Component refers to being visible on the screen, having specific behaviors, being able to be configured with different properties and styles, and being able to respond to user interactions.

Weex Architecture

The official website describes Weex as “A framework for building Mobile cross-platform UI”, a lightweight mobile cross-platform dynamic technical solution. Actually, to put it plainly, it is Vue-Native. 🤔🤒

I believe students who have paid attention to Weex should have seen the following Weex architecture diagram.

Looking at the picture and speaking is like this:

  1. The transform tool in weex-toolkit converts the .we file we wrote into JS Bundle, and then deploys the JS Bundle to Server.
  2. JS Framework in Weex SDK gets JS Bundle and executes it, performs instance initialization work on it, and simultaneously performs data binding, template compilation, and provides callNative and callJS methods.
  3. JS Framework and native communicate through these two methods callNative and callJS, jointly relying on the same JSON configuration table (this time you can associate with the implementation principle of RN 😉😉)

The work done by Transform is actually converting DSL into a JSON-like tree structure, and aggregating and combining it into a JavaScript AMD module, facilitating subsequent processing by JS Framework. Can see the work done by transform from the figure below:

The left part above is actually a DSL, a domain-specific language, which can directly use concepts in its object domain, focusing on describing the “What” part, without having to describe “How” (How).

A domain-specific language (DSL) is a computer language specialized to a particular application domain.

JS Framework initialization of an instance involves the following process, see vanilla/index.js for details

People who see here must love learning…..

Weex Others

1. Why not use scroller ?

Why not recommend using scroller? Native students must know ScrollView in Android and UIScrollView in Ios. See the picture for details:

You can imagine the things in scroller as a big sub-View. If the list is too long, it can be imagined that the completion of first screen rendering and interface operability need to wait until all lists are loaded before use. No memory recovery, undoubtedly will cause certain impact on performance and experience.

2. Why use list ?

Why use list? The reason is that this component only renders visible area, and can perform memory reuse at the same time.

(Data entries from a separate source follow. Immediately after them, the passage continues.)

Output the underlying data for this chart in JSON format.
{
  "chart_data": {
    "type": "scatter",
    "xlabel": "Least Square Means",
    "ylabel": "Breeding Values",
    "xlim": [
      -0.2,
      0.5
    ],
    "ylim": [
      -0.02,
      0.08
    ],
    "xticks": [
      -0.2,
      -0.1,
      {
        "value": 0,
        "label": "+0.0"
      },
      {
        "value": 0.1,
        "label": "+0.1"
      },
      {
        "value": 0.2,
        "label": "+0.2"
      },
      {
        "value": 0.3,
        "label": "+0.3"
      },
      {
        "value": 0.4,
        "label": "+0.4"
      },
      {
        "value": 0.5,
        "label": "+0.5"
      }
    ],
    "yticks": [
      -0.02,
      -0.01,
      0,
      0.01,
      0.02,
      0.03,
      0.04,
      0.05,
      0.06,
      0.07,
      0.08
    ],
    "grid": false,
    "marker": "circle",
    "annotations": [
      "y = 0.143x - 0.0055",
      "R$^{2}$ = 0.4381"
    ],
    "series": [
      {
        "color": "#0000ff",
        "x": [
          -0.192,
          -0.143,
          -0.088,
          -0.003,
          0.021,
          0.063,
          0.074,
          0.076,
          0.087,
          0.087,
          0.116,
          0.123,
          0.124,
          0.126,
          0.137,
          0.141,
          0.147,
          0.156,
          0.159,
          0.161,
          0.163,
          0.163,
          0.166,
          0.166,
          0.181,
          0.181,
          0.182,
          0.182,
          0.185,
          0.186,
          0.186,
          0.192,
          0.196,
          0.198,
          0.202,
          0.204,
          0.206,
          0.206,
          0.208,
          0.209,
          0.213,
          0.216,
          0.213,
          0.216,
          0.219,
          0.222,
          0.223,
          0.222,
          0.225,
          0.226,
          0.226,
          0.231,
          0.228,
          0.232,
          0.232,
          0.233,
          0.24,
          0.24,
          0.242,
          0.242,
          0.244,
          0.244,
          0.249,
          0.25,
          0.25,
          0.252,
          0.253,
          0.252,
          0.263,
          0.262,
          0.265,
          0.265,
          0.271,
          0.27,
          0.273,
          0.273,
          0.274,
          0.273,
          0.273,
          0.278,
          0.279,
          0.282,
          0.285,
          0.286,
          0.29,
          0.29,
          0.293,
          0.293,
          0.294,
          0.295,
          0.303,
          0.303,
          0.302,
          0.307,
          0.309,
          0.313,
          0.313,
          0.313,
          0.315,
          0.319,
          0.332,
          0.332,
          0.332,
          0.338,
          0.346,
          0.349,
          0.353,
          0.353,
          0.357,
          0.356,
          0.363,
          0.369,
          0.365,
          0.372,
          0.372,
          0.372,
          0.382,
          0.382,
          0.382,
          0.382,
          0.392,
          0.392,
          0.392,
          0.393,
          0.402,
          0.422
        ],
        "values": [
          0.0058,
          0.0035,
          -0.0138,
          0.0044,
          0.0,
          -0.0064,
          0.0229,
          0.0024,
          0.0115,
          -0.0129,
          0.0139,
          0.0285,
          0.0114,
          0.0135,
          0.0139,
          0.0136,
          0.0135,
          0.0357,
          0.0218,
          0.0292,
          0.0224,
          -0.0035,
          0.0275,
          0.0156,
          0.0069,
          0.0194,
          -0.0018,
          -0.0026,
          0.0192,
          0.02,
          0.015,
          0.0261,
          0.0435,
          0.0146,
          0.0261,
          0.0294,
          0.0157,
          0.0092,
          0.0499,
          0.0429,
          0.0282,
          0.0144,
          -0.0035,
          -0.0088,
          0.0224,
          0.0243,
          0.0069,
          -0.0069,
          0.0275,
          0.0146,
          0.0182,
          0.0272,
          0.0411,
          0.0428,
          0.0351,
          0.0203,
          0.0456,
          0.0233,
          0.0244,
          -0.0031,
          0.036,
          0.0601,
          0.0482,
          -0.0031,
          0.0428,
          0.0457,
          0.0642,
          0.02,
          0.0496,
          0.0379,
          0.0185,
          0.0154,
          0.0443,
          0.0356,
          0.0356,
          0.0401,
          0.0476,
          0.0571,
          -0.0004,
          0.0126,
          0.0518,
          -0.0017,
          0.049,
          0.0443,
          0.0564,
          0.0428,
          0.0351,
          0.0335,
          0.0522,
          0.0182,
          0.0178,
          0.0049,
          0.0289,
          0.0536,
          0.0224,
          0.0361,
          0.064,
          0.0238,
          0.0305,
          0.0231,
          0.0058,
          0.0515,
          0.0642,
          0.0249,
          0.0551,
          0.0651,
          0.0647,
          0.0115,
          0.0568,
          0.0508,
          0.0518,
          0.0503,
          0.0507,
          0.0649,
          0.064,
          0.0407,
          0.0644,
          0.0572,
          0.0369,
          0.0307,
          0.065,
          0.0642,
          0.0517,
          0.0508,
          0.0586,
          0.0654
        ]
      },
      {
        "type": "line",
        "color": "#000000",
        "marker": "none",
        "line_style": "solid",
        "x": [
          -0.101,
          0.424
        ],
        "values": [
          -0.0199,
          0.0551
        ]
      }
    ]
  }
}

If it is still not very easy to understand, you can look at the principle diagram of UITableView in Ios:

UITableView control uses cell to display data. A cell corresponds to a row, but cell and row are not exactly the same. First cell is a view. The number of cells is determined by the number of rows that can be seen at a certain moment. When a row of data is moved up and moved out of the screen and becomes invisible, cell will be reused, and then used to display those row data newly appearing on the screen.

list is only suitable for vertical long list rolling scenarios, but if horizontal rolling is needed, scroller must be used.

3. Weex App

Weex can now also generate APP like RN. See weexteam/weex-hackernews for details. The following is my running result, truly achieving one code running in multiple places.

4. Weex-x

People writing RN might laugh at people writing Weex, “See how you handle complex data management stuff? 👹👹”. RN developers can achieve good state management through Redux. weex actually can too. Try Jinjiang/weex-x. Can see corresponding data flow management from the following example.

import { Store } in 'weex-x'
const store = new Store({
  state: { firstName: 'Jinjiang', lastName: 'ZHAO' },
  getters: { fullName: state => `${state.firstName} ${state.lastName}` },
  mutations: {
    setFirstName (state, name) {
      state.firstName = name
    },
    setLastName (state, name) {
      state.lastName = name.toUpperCase()
    }
  },
  actions: {
    setFirstName: ({ commit }, payload) => commit('setFirstName', payload),
    setLastName: ({ commit }, payload) => commit('setLastName', payload),
    setFullName({ commit }, payload) {
      const result = payload.split(' ', 2)
      commit('setFirstName', result[0])
      commit('setLastName', result[1])
    }
  }
})

5. Weex Vue 2.0 Looking forward to it……….

End. Welcome everyone to point out any incorrect descriptions or unclear places.